Survival
Links
https://www.emilyzabor.com/tutorials/survival_analysis_in_r_tutorial.html
https://www.danieldsjoberg.com/ggsurvfit/
jmpost: combines survival analysis, mixed effect model https://genentech.github.io/jmpost/main/
Basics
Observed time \(Y_i = min(T_i, C_i)\)
- \(T_i\) is event time
- \(C_i\) is censoring time
Event indicator \(\delta_i = 1\) if event observed (\(T_i <= C_i\)), 0 else.
Probability that a subject surves beyond given specific time:
\[S(t) = Pr(T>t) = 1 - F(t)\] where
- \(S(t)\) is the survival function
- \(F(t) = Pr(T <= t)\) is the cumulative distribution function
Survival probability at a certain time t is a conditional probability of surviving beyond that time, given that an individual has survived just prior to that time. This can be estimated as the number of patients who are alive (without loss of follow-up), divided by the number of patients who were alive just prior to that time.
Left and right censor
3 Time points: diagnosis, intervention or study time 0 (baseline), recording of outcome
- Right censor: endpoint not observed, survived until at least recording time
- Left censor: diagnosis time unknown. We might care about the time from diagnosis to outcome, rather than baseline to outcome.
Kaplain Meier curve
It is non-parametric estimator of the survival function.
Log-rank test
This is a non-parametric test, comparing two survival distributions without assuming a parametric form for the survival distribution.
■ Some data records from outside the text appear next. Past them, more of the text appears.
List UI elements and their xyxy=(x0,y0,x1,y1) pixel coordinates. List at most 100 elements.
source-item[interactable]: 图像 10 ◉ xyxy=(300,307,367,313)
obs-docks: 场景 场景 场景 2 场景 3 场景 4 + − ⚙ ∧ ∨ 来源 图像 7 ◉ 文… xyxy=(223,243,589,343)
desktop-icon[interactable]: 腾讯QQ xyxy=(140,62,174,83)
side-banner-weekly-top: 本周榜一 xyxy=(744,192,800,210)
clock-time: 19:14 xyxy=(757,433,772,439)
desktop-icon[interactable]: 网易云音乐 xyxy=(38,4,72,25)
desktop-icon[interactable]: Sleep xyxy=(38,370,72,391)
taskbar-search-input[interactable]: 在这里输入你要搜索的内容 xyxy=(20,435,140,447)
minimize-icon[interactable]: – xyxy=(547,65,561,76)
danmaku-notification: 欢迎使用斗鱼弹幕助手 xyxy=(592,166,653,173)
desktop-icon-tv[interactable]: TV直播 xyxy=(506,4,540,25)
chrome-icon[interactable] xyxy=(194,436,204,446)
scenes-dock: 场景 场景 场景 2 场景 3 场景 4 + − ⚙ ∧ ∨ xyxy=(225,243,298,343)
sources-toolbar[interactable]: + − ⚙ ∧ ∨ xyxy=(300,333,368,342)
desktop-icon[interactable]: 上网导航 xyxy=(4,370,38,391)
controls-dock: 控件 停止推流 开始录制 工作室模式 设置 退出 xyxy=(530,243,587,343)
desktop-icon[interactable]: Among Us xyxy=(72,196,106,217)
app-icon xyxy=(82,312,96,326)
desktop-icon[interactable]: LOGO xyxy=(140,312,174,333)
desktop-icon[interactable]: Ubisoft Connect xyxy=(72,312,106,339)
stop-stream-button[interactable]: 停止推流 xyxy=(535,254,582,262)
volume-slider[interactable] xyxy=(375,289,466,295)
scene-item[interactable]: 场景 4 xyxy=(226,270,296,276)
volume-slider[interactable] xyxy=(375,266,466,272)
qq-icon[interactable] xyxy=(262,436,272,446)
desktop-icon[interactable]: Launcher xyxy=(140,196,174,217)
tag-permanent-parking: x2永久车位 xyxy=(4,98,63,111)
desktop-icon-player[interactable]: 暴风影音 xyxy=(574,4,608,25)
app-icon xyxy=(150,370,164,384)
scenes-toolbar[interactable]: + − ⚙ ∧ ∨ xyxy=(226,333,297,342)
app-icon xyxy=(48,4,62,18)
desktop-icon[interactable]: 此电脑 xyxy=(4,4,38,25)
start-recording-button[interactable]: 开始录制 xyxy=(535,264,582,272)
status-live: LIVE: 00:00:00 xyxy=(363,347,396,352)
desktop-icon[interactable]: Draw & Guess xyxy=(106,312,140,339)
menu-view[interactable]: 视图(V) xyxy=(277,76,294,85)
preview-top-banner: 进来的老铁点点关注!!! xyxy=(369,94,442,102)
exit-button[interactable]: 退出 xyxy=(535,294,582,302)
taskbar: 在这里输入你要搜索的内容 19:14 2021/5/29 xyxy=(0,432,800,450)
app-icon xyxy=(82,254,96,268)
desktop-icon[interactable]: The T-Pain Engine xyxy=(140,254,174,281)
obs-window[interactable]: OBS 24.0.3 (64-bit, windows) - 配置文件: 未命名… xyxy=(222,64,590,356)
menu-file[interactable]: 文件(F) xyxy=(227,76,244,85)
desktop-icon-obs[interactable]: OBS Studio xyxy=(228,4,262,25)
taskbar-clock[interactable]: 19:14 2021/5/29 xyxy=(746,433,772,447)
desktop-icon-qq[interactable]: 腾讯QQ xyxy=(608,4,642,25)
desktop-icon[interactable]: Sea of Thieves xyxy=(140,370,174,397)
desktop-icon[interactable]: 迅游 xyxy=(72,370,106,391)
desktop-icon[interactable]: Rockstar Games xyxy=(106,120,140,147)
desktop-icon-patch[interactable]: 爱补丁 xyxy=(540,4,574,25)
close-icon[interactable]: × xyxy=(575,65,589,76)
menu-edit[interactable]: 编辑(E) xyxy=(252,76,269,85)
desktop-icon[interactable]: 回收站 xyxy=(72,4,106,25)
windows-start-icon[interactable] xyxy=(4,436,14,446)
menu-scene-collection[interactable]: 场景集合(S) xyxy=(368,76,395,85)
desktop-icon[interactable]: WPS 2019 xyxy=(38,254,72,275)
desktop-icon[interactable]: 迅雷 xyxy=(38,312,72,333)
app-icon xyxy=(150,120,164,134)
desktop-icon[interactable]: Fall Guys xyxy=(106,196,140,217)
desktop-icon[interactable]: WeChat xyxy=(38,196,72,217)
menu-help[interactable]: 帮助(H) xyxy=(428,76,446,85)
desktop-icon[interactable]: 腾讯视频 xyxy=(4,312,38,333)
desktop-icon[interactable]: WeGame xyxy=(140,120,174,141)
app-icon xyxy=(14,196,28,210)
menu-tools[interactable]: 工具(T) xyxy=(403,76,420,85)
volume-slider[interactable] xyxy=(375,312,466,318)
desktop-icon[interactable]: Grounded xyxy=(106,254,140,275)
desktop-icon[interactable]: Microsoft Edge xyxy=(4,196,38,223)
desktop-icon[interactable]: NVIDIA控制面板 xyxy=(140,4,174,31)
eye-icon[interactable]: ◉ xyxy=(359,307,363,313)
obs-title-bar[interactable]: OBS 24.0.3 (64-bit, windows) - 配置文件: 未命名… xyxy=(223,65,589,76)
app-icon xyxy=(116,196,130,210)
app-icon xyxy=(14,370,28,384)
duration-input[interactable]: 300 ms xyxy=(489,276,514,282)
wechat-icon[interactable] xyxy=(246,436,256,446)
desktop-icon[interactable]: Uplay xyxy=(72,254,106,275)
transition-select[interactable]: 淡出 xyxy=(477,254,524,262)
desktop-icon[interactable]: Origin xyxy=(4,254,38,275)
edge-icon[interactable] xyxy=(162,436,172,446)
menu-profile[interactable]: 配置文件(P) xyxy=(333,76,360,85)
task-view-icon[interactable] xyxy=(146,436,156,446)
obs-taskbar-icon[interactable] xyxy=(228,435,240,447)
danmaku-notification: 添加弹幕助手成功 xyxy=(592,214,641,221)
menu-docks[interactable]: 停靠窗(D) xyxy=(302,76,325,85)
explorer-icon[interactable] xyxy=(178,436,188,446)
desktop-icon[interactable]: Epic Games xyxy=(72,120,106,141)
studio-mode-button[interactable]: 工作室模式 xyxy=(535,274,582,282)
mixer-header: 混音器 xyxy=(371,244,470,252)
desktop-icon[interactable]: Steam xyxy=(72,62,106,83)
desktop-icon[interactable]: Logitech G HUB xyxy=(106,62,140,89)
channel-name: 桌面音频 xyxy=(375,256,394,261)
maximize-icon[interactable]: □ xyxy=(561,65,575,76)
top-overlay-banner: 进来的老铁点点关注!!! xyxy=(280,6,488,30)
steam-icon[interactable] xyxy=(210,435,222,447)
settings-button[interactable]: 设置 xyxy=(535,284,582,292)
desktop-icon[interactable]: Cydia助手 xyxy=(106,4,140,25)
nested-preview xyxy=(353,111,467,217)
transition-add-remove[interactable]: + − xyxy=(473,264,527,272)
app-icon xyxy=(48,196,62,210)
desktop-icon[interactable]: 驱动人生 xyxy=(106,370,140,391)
## Cox proportional hazard
The Lehmann alternative, \(S_1(t) = [S_0(t)]^\psi\)
Proportional hazard assumption: \(h_1(t) = \psi h_0(t)\). It is key to quantify the difference between two hazard functions.
Hazard ratio, \(\psi = e^{x\beta}\)
Tests
H0: \(\beta = 0\)
- Wald test
- Score (logrank) test. The score function is the first derivative of log-likelihood
- Likelihood ratio test
Cox regression
Hazard ratio (relative to baseline hazard) for subject i is \(\psi_i = e^{x_i\beta}\)
Semi-parametric model for survival outcome
\[h(t|X_i) = h_0(t) exp(\beta_1 X_{i1} + ... + \beta_p X_{ip})\] where
- \(h(t)\) is hazard, the instantaneous rate at which events occur
- \(h_0(t)\) is the underlying baseline hazard
Assumptions
- non-informative censoring
- proportional hazards
Hazard ratio HR: the ratio of hazards between two groups at any particular point in time. For example, HR = 0.59 (sex female) means 0.59 times as many females die as males at any given time - females have lower hazard of death than males.
Landmark analysis
Covariates are measured at baseline - before follow-up time for the event begins
Examples of covariates that are not measured at baseline: transplant failure, compliance, adverse events
Landmark approach
- select a fixed time after baseline, this should be done based on clinical information
- subset population for those followed at least until landmark time
- calculate follow-up from landmark time, and apply log-rank tests or cox regression
It might be necessary to reset the time (for example by substracting the landmark time, say 90 days)
Time-dependent covariate
This is more appropriate than landmark analysis when
- value of a covariate changes over time
- there isn’t an obvious landmark time
- use of landmark leads to too many exclusions
Interview questions
- What is a Kaplan-Meier survival curve, and how do you interpret it?
- How do you handle censored data in survival analysis?
- Explain the Cox proportional hazards model and its assumptions. How would you test for proportionality of hazards?
- How would you perform a log-rank test to compare two survival curves?
- How is hazard ratio used in survival analysis? what are the limitations?
- How to handle time-to-event data when progression-free survival (PFS) is the primary endpoint in an oncology trial?